Not sure there is a way around this problem, \s will be considered a control character and will be decoded by canonicalization. Even if you were to do \s and escape the \ it would still be normalized and decoded on the subsequent pass. Is there any other character that could be used in the place of the backslash which is the control character marker for most programming languages? Changing the encoder would allow an attacker to pass control characters using multiple encoding attacks which is less than ideal.

I think a way around this is to provide another API for canonicalize for code. The use case I have is a regex is typed into an input field. So people can choose which canonicalize function to use for values where code is expected.

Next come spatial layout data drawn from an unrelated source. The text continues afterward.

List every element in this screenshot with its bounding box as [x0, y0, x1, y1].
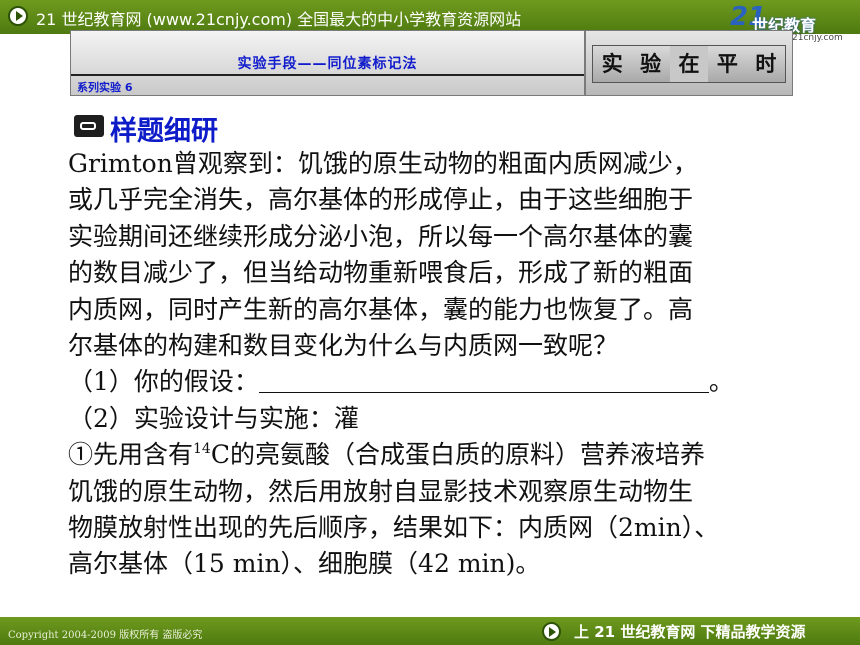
site-banner-text: 21 世纪教育网 (www.21cnjy.com) 全国最大的中小学教育资源网站 [36, 10, 522, 29]
step-1-line: ①先用含有14C的亮氨酸（合成蛋白质的原料）营养液培养 [68, 437, 808, 473]
slide-title: 实验手段——同位素标记法 [237, 56, 418, 72]
badge-char: 在 [669, 46, 709, 82]
question-1-end: 。 [708, 367, 734, 397]
question-1-label: （1）你的假设： [68, 367, 259, 397]
pointing-hand-icon [74, 115, 104, 137]
body-line: 物膜放射性出现的先后顺序，结果如下：内质网（2min）、 [68, 512, 720, 542]
question-1: （1）你的假设： 。 [68, 364, 808, 400]
body-line: 实验期间还继续形成分泌小泡，所以每一个高尔基体的囊 [68, 221, 694, 251]
step-1-rest: C的亮氨酸（合成蛋白质的原料）营养液培养 [210, 440, 705, 470]
badge-chars: 实 验 在 平 时 [592, 45, 786, 83]
question-2: （2）实验设计与实施：灌 [68, 403, 359, 433]
footer-slogan[interactable]: 上 21 世纪教育网 下精品教学资源 [574, 621, 806, 642]
body-line: 尔基体的构建和数目变化为什么与内质网一致呢？ [68, 330, 619, 360]
step-1-start: ①先用含有 [68, 440, 194, 470]
body-line: 高尔基体（15 min）、细胞膜（42 min)。 [68, 549, 541, 579]
header-divider [71, 74, 584, 76]
answer-blank[interactable] [258, 370, 709, 394]
body-line: 饥饿的原生动物，然后用放射自显影技术观察原生动物生 [68, 476, 694, 506]
body-line: 或几乎完全消失，高尔基体的形成停止，由于这些细胞于 [68, 185, 694, 215]
copyright-text: Copyright 2004-2009 版权所有 盗版必究 [8, 630, 203, 641]
isotope-mass: 14 [193, 441, 211, 458]
badge-char: 实 [601, 51, 623, 76]
logo-url: 21cnjy.com [792, 33, 843, 43]
body-line: 的数目减少了，但当给动物重新喂食后，形成了新的粗面 [68, 258, 694, 288]
footer-bar: Copyright 2004-2009 版权所有 盗版必究 上 21 世纪教育网… [0, 617, 860, 645]
play-icon[interactable] [542, 622, 561, 641]
badge-char: 时 [755, 51, 777, 76]
body-line: Grimton曾观察到：饥饿的原生动物的粗面内质网减少， [68, 149, 698, 178]
play-icon[interactable] [8, 6, 28, 26]
slide-header: 实验手段——同位素标记法 系列实验 6 [70, 30, 585, 96]
badge-char: 平 [716, 51, 738, 76]
question-body: Grimton曾观察到：饥饿的原生动物的粗面内质网减少， 或几乎完全消失，高尔基… [68, 146, 808, 583]
series-label: 系列实验 6 [77, 81, 133, 94]
badge-char: 验 [640, 51, 662, 76]
body-line: 内质网，同时产生新的高尔基体，囊的能力也恢复了。高 [68, 294, 694, 324]
experiment-badge: 实 验 在 平 时 [585, 30, 793, 96]
section-title: 样题细研 [110, 116, 218, 147]
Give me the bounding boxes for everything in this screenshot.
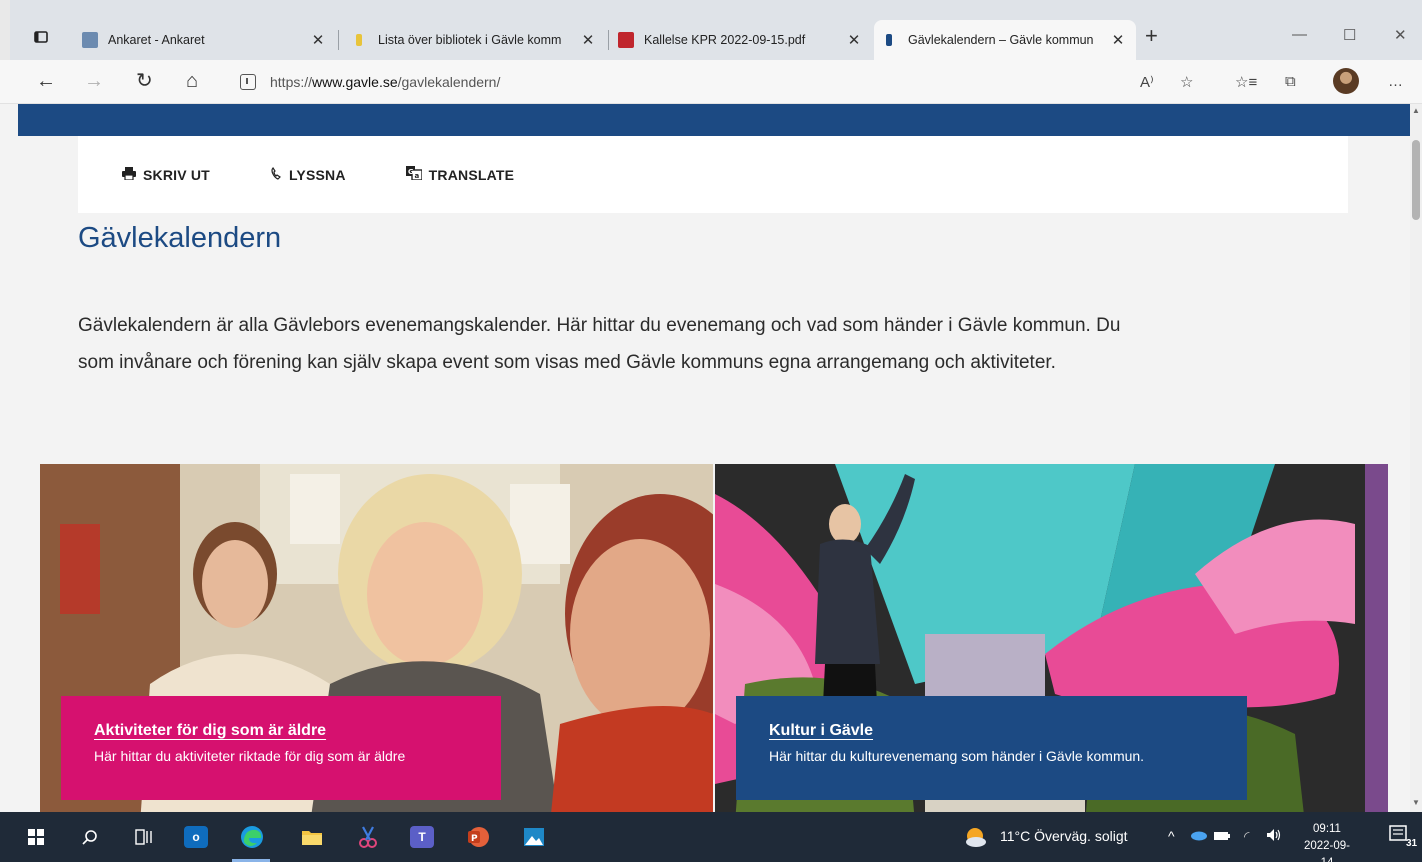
listen-icon	[270, 166, 282, 183]
show-hidden-icons-icon[interactable]: ^	[1168, 828, 1175, 844]
libraries-favicon-icon	[356, 34, 362, 46]
listen-label: LYSSNA	[288, 166, 346, 183]
elderly-activities-card[interactable]: Aktiviteter för dig som är äldre Här hit…	[40, 464, 713, 812]
svg-text:a: a	[414, 172, 419, 180]
task-view-icon[interactable]	[130, 823, 158, 851]
scrollbar-thumb[interactable]	[1412, 140, 1420, 220]
translate-label: TRANSLATE	[428, 166, 515, 183]
page-title: Gävlekalendern	[78, 222, 282, 254]
tab-title: Lista över bibliotek i Gävle komm	[378, 33, 562, 47]
culture-link[interactable]: Kultur i Gävle	[769, 722, 873, 740]
window-edge	[0, 0, 10, 60]
elderly-activities-description: Här hittar du aktiviteter riktade för di…	[94, 748, 406, 764]
translate-button[interactable]: Ga TRANSLATE	[405, 166, 515, 183]
minimize-icon[interactable]: —	[1292, 26, 1307, 43]
print-label: SKRIV UT	[143, 166, 210, 183]
search-icon[interactable]	[76, 823, 104, 851]
page-viewport: SKRIV UT LYSSNA Ga TRANSLATE Gävlekalend…	[10, 104, 1410, 812]
tab-pdf[interactable]: Kallelse KPR 2022-09-15.pdf ✕	[610, 20, 872, 60]
teams-icon[interactable]: T	[408, 823, 436, 851]
site-header-bar	[18, 104, 1410, 136]
tab-title: Kallelse KPR 2022-09-15.pdf	[644, 33, 806, 47]
home-icon[interactable]: ⌂	[186, 70, 198, 92]
notification-count: 31	[1406, 838, 1418, 849]
print-icon	[122, 166, 136, 183]
maximize-icon[interactable]: ☐	[1343, 26, 1356, 44]
collections-icon[interactable]: ⧉	[1285, 73, 1296, 90]
category-cards: Aktiviteter för dig som är äldre Här hit…	[40, 464, 1388, 812]
culture-description: Här hittar du kulturevenemang som händer…	[769, 748, 1145, 764]
listen-button[interactable]: LYSSNA	[270, 167, 346, 183]
translate-icon: Ga	[405, 166, 423, 183]
refresh-icon[interactable]: ↻	[136, 70, 153, 92]
onedrive-icon[interactable]	[1190, 828, 1208, 844]
svg-text:P: P	[471, 834, 478, 844]
scroll-up-icon[interactable]: ▲	[1412, 106, 1420, 115]
elderly-activities-caption: Aktiviteter för dig som är äldre Här hit…	[61, 696, 501, 800]
read-aloud-icon[interactable]: A⁾	[1140, 73, 1154, 91]
start-windows-icon[interactable]	[22, 823, 50, 851]
volume-icon[interactable]	[1266, 828, 1282, 845]
add-favorite-icon[interactable]: ☆	[1180, 73, 1193, 91]
tab-ankaret[interactable]: Ankaret - Ankaret ✕	[74, 20, 336, 60]
close-tab-icon[interactable]: ✕	[578, 31, 598, 49]
pdf-favicon-icon	[618, 32, 634, 48]
close-window-icon[interactable]: ✕	[1394, 26, 1407, 44]
tab-strip: Ankaret - Ankaret ✕ Lista över bibliotek…	[0, 0, 1422, 60]
photos-icon[interactable]	[520, 823, 548, 851]
close-tab-icon[interactable]: ✕	[844, 31, 864, 49]
tab-separator	[608, 30, 609, 50]
culture-card[interactable]: Kultur i Gävle Här hittar du kulturevene…	[715, 464, 1388, 812]
url-field[interactable]: https://www.gavle.se/gavlekalendern/	[240, 68, 1120, 96]
address-bar: ← → ↻ ⌂ https://www.gavle.se/gavlekalend…	[0, 60, 1422, 104]
intro-text: Gävlekalendern är alla Gävlebors evenema…	[78, 315, 1121, 373]
svg-text:G: G	[408, 168, 414, 176]
back-icon[interactable]: ←	[36, 70, 56, 92]
tab-title: Gävlekalendern – Gävle kommun	[908, 33, 1094, 47]
clock-time: 09:11	[1313, 823, 1341, 835]
tab-title: Ankaret - Ankaret	[108, 33, 205, 47]
tab-actions-icon[interactable]	[30, 26, 52, 48]
tab-separator	[338, 30, 339, 50]
site-info-icon[interactable]	[240, 74, 256, 90]
vertical-scrollbar[interactable]: ▲ ▼	[1410, 104, 1422, 812]
print-button[interactable]: SKRIV UT	[122, 166, 210, 183]
powerpoint-icon[interactable]: P	[464, 823, 492, 851]
outlook-icon[interactable]: o	[182, 823, 210, 851]
favorites-icon[interactable]: ☆≡	[1235, 73, 1257, 91]
settings-menu-icon[interactable]: …	[1388, 73, 1403, 90]
url-prefix: https://	[270, 74, 313, 90]
profile-avatar[interactable]	[1333, 68, 1359, 94]
snipping-tool-icon[interactable]	[354, 823, 382, 851]
gavle-favicon-icon	[886, 34, 892, 46]
edge-browser-icon[interactable]	[238, 823, 266, 851]
scroll-down-icon[interactable]: ▼	[1412, 798, 1420, 807]
ankaret-favicon-icon	[82, 32, 98, 48]
culture-caption: Kultur i Gävle Här hittar du kulturevene…	[736, 696, 1247, 800]
weather-icon[interactable]	[963, 826, 987, 851]
weather-text[interactable]: 11°C Överväg. soligt	[1000, 828, 1128, 844]
file-explorer-icon[interactable]	[298, 823, 326, 851]
url-host: www.gavle.se	[312, 74, 398, 90]
url-path: /gavlekalendern/	[397, 74, 501, 90]
forward-icon[interactable]: →	[84, 70, 104, 92]
new-tab-icon[interactable]: +	[1145, 25, 1158, 47]
page-tools: SKRIV UT LYSSNA Ga TRANSLATE	[78, 136, 1348, 213]
tab-libraries[interactable]: Lista över bibliotek i Gävle komm ✕	[344, 20, 606, 60]
tab-gavlekalendern[interactable]: Gävlekalendern – Gävle kommun ✕	[874, 20, 1136, 60]
windows-taskbar: o T P 11°C Överväg. soligt ^ ◜ 09:11 202…	[0, 812, 1422, 862]
battery-icon[interactable]	[1214, 828, 1230, 844]
close-tab-icon[interactable]: ✕	[1108, 31, 1128, 49]
system-clock[interactable]: 09:11 2022-09-14	[1300, 821, 1354, 862]
elderly-activities-link[interactable]: Aktiviteter för dig som är äldre	[94, 722, 326, 740]
network-icon[interactable]: ◜	[1244, 828, 1249, 845]
clock-date: 2022-09-14	[1303, 840, 1351, 862]
close-tab-icon[interactable]: ✕	[308, 31, 328, 49]
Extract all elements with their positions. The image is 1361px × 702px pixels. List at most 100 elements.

The same encoder is fine.

To continue on my last comment:

Lets say I have a wrapper function encodeForCode

it will have the following:

encodeForCode {
$.encoder.encodeForHTML($.encoder.canonicalizeForCode(string));
}

By it's nature canonicalization is intended to reduce a string to it's simplest form, that is to replace any escaped characters with their character representations so there is only 1 canonicalize function. Not sure I see a use for more than that. I can however see a use-case for allowing customization of the codecs that are used for canonicalization.

So basically you would be able to customise the behavior of canonicalization and what it interprets as a control character.

Like this

function encodeForCode(strInput) {
   $.encoder.encodeForHTML($.encoder.canonicalize({input: strInput, codecs: [ new HTMLEntityCodec(), new PercentCodec() ]});
}

This would eliminate the from being interpreted as a control character and canonicalized as this is a CSS escaping syntax

Hey @stuartf - trying to close the loop on some of these older issues. Does the suggested fix accommodate your requirements?

@nicolaasmatthijs @simong did we work around this somehow, or is it still a problem for oae?

I just ran into the exact same problem today when a legitimate user input string contained backslashes (an attempt to share a windows file path, eg "c:\ext").

Going to look into the above suggestion by @chrisisbeef and will post the outcome.

Avoiding the CSSCodec in the canonicalize function worked for me.

Note to anyone else experiencing this problem:
The example code above by @chrisisbeef is an incomplete hypothetical customization. The current canonicalize function has the codecs var hard-coded to use all 3 codecs. If you want to pass in different codecs as in the example above, the canonicalize function also needs to be modified.